The notion of the internet as a literal network has more or less been lost in the age of the bottomless scroll. Your experience of a space is very different if you hop around between different connected nodes, choosing from several options at each stage, than if you sink lower, and lower, and lower in a feed where your only choice is how long to spend at each stop. I know that I usually come away feeling better about my time when I have engaged with the more traditional “network” metaphor of the internet—making active choices about which videos to watch or webpages to read next. Although, the web evokes a spider’s web, and given the choice between being caught and eaten in an endless spiderweb or sinking ever deeper in a bottomless ocean, I’m not sure which I would prefer.

What about the internet as a cafe or a living room? This is vaguely present in the notion of friends, and the older idea of a chat room preserves this idea as well—if you have a good imagination, you could still conceive of Discord channels as different rooms in an enlightenment salon, or perhaps a bustling marketplace, where you run into a handful of people you recognize, and a thousand strangers.

Maybe the nature metaphors are more appropriate: a desert highlights the vast expanse of the internet, and suggests that the challenge facing the explorer is one of finding the few, life-giving oases in the sea of harsh or meaningless content. A jungle, on the other hand, paints a denser picture, one with threats—both human and non-human—lurking behind every tree and vine.

A more concerning, but maybe more urgent, metaphor for the internet, and here social media in particular, is a drug—although this may be more literally true than some of the others. The line between conceptual metaphor and physical experience blurs here: the way the feed is designed to trigger certain chemicals in your brain, the way the apps are engineered to induce dependency.

Every metaphor highlights some aspects and submerges others, and none of them is able to capture the internet in its totality.

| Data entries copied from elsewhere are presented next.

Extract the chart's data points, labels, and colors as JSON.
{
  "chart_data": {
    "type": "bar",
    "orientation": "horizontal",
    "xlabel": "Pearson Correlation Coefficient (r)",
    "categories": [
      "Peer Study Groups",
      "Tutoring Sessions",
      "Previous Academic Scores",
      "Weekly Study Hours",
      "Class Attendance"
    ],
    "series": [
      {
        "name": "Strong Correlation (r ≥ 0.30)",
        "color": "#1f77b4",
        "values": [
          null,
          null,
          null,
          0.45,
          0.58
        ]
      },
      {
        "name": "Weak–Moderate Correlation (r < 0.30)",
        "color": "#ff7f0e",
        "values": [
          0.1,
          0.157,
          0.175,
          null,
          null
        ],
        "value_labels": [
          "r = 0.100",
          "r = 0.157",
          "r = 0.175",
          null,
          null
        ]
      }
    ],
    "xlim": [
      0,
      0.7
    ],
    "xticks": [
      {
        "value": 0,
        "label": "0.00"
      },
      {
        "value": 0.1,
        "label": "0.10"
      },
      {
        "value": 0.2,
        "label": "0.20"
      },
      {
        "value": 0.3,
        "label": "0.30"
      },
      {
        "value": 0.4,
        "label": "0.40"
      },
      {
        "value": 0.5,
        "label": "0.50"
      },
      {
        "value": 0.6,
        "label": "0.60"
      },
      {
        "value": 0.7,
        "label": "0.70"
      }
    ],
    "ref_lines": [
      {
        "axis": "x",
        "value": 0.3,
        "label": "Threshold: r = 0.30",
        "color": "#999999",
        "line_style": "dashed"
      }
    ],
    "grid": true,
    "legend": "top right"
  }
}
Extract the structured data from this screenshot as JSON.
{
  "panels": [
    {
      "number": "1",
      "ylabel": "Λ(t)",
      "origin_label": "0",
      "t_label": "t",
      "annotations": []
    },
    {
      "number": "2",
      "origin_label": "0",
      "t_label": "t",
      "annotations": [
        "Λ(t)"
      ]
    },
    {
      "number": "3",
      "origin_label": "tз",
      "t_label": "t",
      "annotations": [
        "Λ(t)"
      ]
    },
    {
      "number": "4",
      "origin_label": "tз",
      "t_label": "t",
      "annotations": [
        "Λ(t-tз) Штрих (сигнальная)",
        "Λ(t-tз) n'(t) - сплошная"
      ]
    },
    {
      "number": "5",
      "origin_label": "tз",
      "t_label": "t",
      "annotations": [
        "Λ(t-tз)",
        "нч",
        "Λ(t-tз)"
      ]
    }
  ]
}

Because, of course, the internet is none of these things. The internet is nothing—or at least, nothing we know how to conceptualize as a species. But if we are going to participate in it constructively, we must ask questions about the metaphors we use to think, speak, and write about it. What metaphors lead to the kind of engagement with the internet that we think are positive? What metaphors encourage the kinds of attitudes toward the internet we think are appropriate? On the other hand, what metaphors are being pushed upon us by corporations and social media platforms? If we could change the internet to be more in line with our desires for it, what kinds of metaphors would align with that version of it?